Over the years the Keurig splashed out hundreds of cups of coffee as I frantically ran out the door, late to one more meeting or with a to do list long enough to strangle my soul. Coffee became more about sustaining a hectic life style, and less about enjoying waking up or appreciating a pause to recharge.
There is a certain barrenness to busyness, and it had crept into my life undetected much like a few loose coffee grounds can in the bottom of a cup. The gritty flavor jolted through my soul as a friend remarked they had never seen my crazy side. More startling came the gradual and heart breaking realization that I couldn’t even remember the last time I had met that side of my personality. The layers of busyness and good things had buried the best things leaving a vast barrenness I didn’t know how to handle or even name. The aftertaste of barrenness haunted me long after my to go mug was drained every day, its flavor piercing through the haze of busyness. Desperation fueled prayers for healing and freedom.

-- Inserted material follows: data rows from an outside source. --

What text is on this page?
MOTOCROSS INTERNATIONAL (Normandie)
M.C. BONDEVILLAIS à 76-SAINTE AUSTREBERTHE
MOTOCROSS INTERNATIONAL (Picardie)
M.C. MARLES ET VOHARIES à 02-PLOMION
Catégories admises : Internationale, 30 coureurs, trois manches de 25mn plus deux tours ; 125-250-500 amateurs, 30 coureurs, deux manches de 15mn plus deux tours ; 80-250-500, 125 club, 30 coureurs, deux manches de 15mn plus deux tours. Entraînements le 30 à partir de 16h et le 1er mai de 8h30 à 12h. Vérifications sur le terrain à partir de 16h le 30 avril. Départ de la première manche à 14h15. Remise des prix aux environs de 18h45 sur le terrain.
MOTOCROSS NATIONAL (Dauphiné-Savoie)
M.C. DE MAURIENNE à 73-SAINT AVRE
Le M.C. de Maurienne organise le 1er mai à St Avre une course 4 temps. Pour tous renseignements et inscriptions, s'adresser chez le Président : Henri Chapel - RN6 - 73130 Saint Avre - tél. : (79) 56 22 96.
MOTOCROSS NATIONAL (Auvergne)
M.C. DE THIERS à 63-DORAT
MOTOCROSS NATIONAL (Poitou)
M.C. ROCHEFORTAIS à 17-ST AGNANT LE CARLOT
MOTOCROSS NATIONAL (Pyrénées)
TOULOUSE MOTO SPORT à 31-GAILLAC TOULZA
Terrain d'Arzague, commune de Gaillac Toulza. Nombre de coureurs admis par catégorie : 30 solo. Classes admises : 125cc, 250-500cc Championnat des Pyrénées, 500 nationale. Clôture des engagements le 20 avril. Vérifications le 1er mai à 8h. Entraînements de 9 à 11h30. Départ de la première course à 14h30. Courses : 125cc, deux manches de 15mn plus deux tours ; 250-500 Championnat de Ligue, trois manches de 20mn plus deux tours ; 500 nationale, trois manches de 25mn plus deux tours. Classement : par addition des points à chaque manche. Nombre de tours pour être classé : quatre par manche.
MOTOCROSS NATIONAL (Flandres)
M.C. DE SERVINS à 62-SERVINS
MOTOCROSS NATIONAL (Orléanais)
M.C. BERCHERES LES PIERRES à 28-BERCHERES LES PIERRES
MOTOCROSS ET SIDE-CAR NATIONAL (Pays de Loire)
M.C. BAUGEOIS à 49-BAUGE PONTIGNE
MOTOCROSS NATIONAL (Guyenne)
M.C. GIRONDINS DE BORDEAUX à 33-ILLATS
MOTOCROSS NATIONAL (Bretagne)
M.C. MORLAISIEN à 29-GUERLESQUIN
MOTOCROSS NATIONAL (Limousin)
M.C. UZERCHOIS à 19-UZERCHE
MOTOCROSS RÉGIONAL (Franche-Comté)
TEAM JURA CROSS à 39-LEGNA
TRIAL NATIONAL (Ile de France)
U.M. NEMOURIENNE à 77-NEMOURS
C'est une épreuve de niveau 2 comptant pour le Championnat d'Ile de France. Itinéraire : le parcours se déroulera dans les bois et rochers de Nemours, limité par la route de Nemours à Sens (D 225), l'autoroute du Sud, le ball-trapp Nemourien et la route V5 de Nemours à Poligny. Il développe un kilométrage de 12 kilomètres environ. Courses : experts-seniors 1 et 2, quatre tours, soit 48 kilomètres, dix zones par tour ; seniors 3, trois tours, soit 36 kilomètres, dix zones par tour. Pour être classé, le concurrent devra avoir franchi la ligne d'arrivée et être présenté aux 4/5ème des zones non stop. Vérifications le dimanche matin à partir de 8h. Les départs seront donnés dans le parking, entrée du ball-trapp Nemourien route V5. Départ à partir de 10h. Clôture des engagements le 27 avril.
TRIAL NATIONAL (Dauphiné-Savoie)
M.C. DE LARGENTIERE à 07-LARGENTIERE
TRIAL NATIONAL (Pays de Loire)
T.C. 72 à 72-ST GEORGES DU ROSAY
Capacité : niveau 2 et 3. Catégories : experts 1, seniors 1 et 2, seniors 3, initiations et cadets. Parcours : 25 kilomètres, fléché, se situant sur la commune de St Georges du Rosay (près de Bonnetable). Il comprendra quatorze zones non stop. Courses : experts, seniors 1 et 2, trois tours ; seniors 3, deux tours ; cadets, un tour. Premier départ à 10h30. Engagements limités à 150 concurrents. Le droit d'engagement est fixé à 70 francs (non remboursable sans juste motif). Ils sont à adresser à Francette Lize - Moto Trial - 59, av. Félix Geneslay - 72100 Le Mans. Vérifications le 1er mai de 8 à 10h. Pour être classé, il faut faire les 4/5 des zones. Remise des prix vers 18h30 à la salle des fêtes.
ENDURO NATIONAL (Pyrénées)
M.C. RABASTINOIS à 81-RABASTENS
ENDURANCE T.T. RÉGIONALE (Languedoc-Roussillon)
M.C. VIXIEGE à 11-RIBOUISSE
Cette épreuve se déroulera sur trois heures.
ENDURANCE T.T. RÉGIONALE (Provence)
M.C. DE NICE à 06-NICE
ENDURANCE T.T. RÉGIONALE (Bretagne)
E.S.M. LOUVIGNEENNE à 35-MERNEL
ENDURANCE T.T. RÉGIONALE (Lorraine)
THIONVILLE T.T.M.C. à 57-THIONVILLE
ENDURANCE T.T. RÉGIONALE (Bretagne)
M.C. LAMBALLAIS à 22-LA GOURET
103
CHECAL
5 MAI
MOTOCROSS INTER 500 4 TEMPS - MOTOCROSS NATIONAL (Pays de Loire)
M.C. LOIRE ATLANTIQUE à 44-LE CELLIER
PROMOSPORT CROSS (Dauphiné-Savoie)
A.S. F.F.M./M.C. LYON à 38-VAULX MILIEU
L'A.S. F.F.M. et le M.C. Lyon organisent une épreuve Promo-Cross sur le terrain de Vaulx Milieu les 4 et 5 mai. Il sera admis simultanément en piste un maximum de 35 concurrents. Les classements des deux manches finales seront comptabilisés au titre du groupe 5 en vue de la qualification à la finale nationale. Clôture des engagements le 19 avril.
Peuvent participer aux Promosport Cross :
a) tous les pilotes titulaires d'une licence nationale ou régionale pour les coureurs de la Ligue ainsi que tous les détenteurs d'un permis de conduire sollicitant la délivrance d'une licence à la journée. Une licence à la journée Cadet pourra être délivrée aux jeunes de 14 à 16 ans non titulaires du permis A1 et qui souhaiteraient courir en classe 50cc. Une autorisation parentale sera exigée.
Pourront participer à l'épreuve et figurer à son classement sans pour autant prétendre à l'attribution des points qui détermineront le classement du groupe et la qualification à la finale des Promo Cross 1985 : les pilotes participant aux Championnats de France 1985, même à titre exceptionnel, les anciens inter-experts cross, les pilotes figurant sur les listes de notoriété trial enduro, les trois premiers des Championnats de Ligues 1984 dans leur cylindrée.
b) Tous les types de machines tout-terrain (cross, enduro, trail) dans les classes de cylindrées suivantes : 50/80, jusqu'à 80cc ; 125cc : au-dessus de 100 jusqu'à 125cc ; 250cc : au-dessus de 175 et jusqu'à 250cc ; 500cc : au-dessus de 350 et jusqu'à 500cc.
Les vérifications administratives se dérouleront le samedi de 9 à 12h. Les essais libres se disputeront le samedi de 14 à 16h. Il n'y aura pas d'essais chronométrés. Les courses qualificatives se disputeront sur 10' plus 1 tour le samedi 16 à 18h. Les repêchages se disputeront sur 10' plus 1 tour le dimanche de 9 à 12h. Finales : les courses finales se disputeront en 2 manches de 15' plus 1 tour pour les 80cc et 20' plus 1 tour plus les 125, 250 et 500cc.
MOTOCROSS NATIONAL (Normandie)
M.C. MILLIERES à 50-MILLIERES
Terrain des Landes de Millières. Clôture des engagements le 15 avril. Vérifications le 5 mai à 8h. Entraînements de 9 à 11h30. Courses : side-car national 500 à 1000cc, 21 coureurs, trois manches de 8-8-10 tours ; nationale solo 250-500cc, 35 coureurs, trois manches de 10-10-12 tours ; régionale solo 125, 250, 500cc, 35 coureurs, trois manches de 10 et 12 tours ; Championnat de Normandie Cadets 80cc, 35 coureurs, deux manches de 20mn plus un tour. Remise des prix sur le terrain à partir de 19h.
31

The Lord sent an older couple I barely knew, and they very simply invited me in. The first few times I visited them and was served a cup of French pressed coffee, I couldn’t put my finger on it. Why did I like it so much? This couple wasn’t even using a brand known for its taste. We sat around the table with no agenda. Sometimes we talked; sometimes we sat and woke up slowly in silence, as we sipped the coffee. They gave me a gift neither of us realized. The experience seemed to connect with my soul, much more than my taste buds.
I was tasting space. A concept foreign to me, but one my soul was famished for. My soul had been slowly starving even as my life produced a great amount of accomplishments, and attended many important meetings.
Dreams of a time when I could drink my coffee out of a regular mug began invading my thoughts. What would it be like to ditch the travel mug?
What if “to be still and know He is God” was also a physical practice and not just a strictly spiritual one? What if being still meant simply that: to be still?
If you were to peek into my kitchen today, you would see a French Press residing next to the Keurig. There are mornings when I still run off, but they are becoming less and less the norm. Laughter is being born more out of merriment and less out of sarcasm.
Space is where my soul is being renewed. The emptier my regular coffee mug becomes in the morning, the fuller my soul gets. It is there in the space that I can just simply be. Space was the gift my friends led me to. This space is a place to dream and appreciate beautiful things. I relish the ten minutes it takes me to brew a cup of French pressed coffee. It’s a space to experience Immanuel, God with us. The ever-present God, the One with whom I must be fully present to experience.
The taste of space, is a rich full one.